La tristesse a cédé la place à une joie intense. "Quand elle m'a reconnue... si vous saviez quel bonheur. C'était un moment merveilleux", confie Françoise. "Elle a ouvert des grands yeux qui se sont remplis de larmes, le miens aussi évidemment. Je n'oublierai jamais ce regard... de délivrance peut-être", raconte-t-elle. Car si elle a bien tenté d'expliquer à sa mère qu'elle n'avait pas le droit de lui rendre visite, "à leur âge, ils ne comprennent pas vraiment", explique Françoise.

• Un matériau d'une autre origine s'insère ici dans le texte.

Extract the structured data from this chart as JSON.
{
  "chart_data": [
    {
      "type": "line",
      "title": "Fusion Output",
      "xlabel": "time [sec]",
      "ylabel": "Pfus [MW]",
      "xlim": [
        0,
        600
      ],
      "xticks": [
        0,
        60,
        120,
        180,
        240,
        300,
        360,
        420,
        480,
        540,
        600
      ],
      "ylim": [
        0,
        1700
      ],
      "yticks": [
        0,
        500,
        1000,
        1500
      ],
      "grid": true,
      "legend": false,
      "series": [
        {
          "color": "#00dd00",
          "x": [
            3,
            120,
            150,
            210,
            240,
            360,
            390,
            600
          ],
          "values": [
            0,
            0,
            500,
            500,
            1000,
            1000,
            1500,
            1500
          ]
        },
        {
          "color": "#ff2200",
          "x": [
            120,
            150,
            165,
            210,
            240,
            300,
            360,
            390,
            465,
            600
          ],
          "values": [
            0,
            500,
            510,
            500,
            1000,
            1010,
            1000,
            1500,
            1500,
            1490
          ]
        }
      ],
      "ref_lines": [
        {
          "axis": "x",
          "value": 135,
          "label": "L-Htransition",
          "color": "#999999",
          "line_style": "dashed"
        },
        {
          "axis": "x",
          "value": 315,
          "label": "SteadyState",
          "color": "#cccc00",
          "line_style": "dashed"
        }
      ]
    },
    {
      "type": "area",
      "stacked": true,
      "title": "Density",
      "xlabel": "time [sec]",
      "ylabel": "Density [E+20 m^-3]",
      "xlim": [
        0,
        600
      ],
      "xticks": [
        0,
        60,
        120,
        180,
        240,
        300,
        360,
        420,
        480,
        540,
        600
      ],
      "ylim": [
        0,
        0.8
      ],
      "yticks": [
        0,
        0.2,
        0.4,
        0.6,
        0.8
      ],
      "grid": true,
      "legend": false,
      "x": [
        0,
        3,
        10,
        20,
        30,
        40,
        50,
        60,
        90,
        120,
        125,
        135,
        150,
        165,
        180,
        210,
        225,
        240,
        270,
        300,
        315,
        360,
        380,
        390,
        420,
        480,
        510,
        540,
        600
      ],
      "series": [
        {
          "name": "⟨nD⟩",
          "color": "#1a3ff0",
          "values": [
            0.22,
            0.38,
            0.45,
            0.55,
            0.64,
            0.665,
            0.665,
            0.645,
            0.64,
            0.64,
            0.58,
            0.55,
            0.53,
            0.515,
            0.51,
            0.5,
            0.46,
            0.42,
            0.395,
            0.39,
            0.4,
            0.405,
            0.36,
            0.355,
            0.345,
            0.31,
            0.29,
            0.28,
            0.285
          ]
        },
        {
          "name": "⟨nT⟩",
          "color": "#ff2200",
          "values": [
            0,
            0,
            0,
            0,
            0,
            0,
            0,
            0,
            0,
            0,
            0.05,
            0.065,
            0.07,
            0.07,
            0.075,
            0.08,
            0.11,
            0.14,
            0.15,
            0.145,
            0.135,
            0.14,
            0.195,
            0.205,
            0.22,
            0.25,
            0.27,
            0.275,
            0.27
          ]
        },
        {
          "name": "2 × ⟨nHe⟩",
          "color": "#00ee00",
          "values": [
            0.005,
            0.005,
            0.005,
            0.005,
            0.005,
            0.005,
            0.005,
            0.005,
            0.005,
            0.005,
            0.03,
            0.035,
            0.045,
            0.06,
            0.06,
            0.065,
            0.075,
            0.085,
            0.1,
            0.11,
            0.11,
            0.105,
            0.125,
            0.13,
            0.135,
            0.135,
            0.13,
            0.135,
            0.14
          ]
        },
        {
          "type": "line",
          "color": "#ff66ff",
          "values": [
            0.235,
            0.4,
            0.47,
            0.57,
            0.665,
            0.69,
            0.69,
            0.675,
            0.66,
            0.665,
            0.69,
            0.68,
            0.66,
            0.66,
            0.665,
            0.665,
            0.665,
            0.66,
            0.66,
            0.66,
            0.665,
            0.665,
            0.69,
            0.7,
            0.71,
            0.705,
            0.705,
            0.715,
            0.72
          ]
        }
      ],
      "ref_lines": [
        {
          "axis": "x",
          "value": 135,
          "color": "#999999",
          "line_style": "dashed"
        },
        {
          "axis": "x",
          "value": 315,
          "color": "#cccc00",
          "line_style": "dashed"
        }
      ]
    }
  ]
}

Le temps imparti à la visite, trente minutes, s'est vite écoulé. Françoise a demandé sa permission pour une prochaine rencontre. "Elle me faisait des grands signes pour me dire oui et me faire des bisous", se souvient-elle. "J'avais du mal à partir", confie-t-elle. Si les visites sont désormais possibles, elles restent limitées. Rendez-vous a été pris dans 15 jours. 

Françoise tient à adresser un "très, très grand merci" aux infirmières, aides-soignantes, nettoyeuses, pour leur patience et leur gentillesse. Elle exprime également toute sa reconnaissance envers le home Saint-Christophe pour avoir permis ce moment exceptionnel. "Je pensais ne plus jamais la revoir, donc c'est un grand soulagement", souligne-t-elle.